Safe and consistent environment
Difficulty in environment perception is common for people with dementia. They need the environment to be predictable and constant. Changing the furniture around may result in disorientation, making them feel agitated and confused. This also leads them to be vulnerable to the risk of falling. Therefore, the environment must ideally be simple, free of patterns with minimalist furniture arrangements and decorations. This will reduce disorientation and confusion, and improve their safety.

Draw on past experiences
When planning activities for people with dementia, it is important to know their former lifestyle, work history, hobbies, recreational and social interests, past travel experiences and significant life events. These can help plan activities that can re-establish their old roles and use their skills. This increases the likelihood that they find the activities fun and stimulating, as they had past experiences in performing these tasks.

Choose times that suit a person’s level of functioning
It is important to note the person’s preferred time to do activities. Some people may not have the mood to do activities at a particular day or time. This mood may affect the ambiance, environment and the mood of other people.
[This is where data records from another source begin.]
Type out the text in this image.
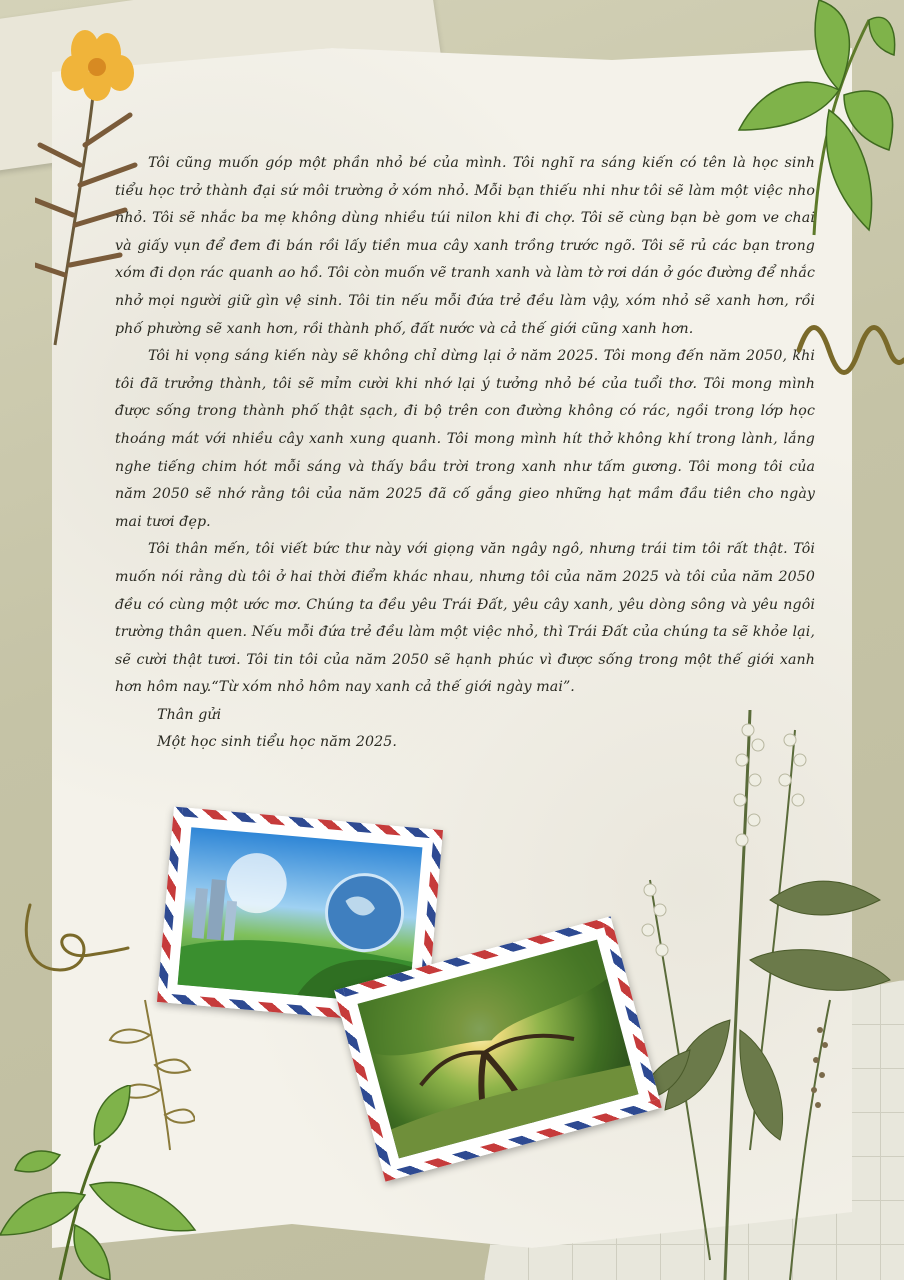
Tôi cũng muốn góp một phần nhỏ bé của mình. Tôi nghĩ ra sáng kiến có tên là học sinh tiểu học trở thành đại sứ môi trường ở xóm nhỏ. Mỗi bạn thiếu nhi như tôi sẽ làm một việc nho nhỏ. Tôi sẽ nhắc ba mẹ không dùng nhiều túi nilon khi đi chợ. Tôi sẽ cùng bạn bè gom ve chai và giấy vụn để đem đi bán rồi lấy tiền mua cây xanh trồng trước ngõ. Tôi sẽ rủ các bạn trong xóm đi dọn rác quanh ao hồ. Tôi còn muốn vẽ tranh xanh và làm tờ rơi dán ở góc đường để nhắc nhở mọi người giữ gìn vệ sinh. Tôi tin nếu mỗi đứa trẻ đều làm vậy, xóm nhỏ sẽ xanh hơn, rồi phố phường sẽ xanh hơn, rồi thành phố, đất nước và cả thế giới cũng xanh hơn.

Tôi hi vọng sáng kiến này sẽ không chỉ dừng lại ở năm 2025. Tôi mong đến năm 2050, khi tôi đã trưởng thành, tôi sẽ mỉm cười khi nhớ lại ý tưởng nhỏ bé của tuổi thơ. Tôi mong mình được sống trong thành phố thật sạch, đi bộ trên con đường không có rác, ngồi trong lớp học thoáng mát với nhiều cây xanh xung quanh. Tôi mong mình hít thở không khí trong lành, lắng nghe tiếng chim hót mỗi sáng và thấy bầu trời trong xanh như tấm gương. Tôi mong tôi của năm 2050 sẽ nhớ rằng tôi của năm 2025 đã cố gắng gieo những hạt mầm đầu tiên cho ngày mai tươi đẹp.

Tôi thân mến, tôi viết bức thư này với giọng văn ngây ngô, nhưng trái tim tôi rất thật. Tôi muốn nói rằng dù tôi ở hai thời điểm khác nhau, nhưng tôi của năm 2025 và tôi của năm 2050 đều có cùng một ước mơ. Chúng ta đều yêu Trái Đất, yêu cây xanh, yêu dòng sông và yêu ngôi trường thân quen. Nếu mỗi đứa trẻ đều làm một việc nhỏ, thì Trái Đất của chúng ta sẽ khỏe lại, sẽ cười thật tươi. Tôi tin tôi của năm 2050 sẽ hạnh phúc vì được sống trong một thế giới xanh hơn hôm nay.“Từ xóm nhỏ hôm nay xanh cả thế giới ngày mai”.

Thân gửi

Một học sinh tiểu học năm 2025.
To achieve the best environment to do activities, it is a must to ensure that everyone is at their best so they can focus and dedicate themselves to the planned activities.

Bring your skills to the activity
Family members who engage in activities with those with dementia will have to share and show their skills with the intention of guiding them. For people with dementia, they can make use of skills that have not been forgotten, such as washing clothes, cooking and other house chores. We should create a learning environment for people with dementia and encourage them to take responsibilities in some activities. This helps them feel more useful, as they can contribute to the household.


The more effectively we can engage people with dementia, the more meaningful it becomes. By engaging with them, we interact with them, which means we listen to what they want to say. Listening or talking to them helps, and means that we view them as our equal.

People with dementia tend to isolate themselves from social gatherings or interactions with others, as they feel unable to initiate a conversation or an activity themselves. When no one else does anything to engage their attention, the person has no choice but to retreat into their own thoughts. More engagement with people means that we are reducing the risk of them becoming more withdrawn.

Participating in engagement activities helps people with dementia feel better about themselves, support their well-being and independence as well as give purpose to their lives.

As they engage in more activities, they learn the necessary skills for daily life routines and activities. This encourages them to take care of themselves and makes them feel that they can contribute.

They may also find new passions and hobbies while engaging in the activities planned for them. Most importantly, this will increase their self-esteem and sense of accomplishment, resulting in more confidence in themselves.

It is important to raise the public’s awareness of engaging activities for people with dementia.

In a dementia friendly community, there is a need and an opportunity to create more programmes to accommodate people living with dementia, including workshops, social media campaigns, press conferences and public events.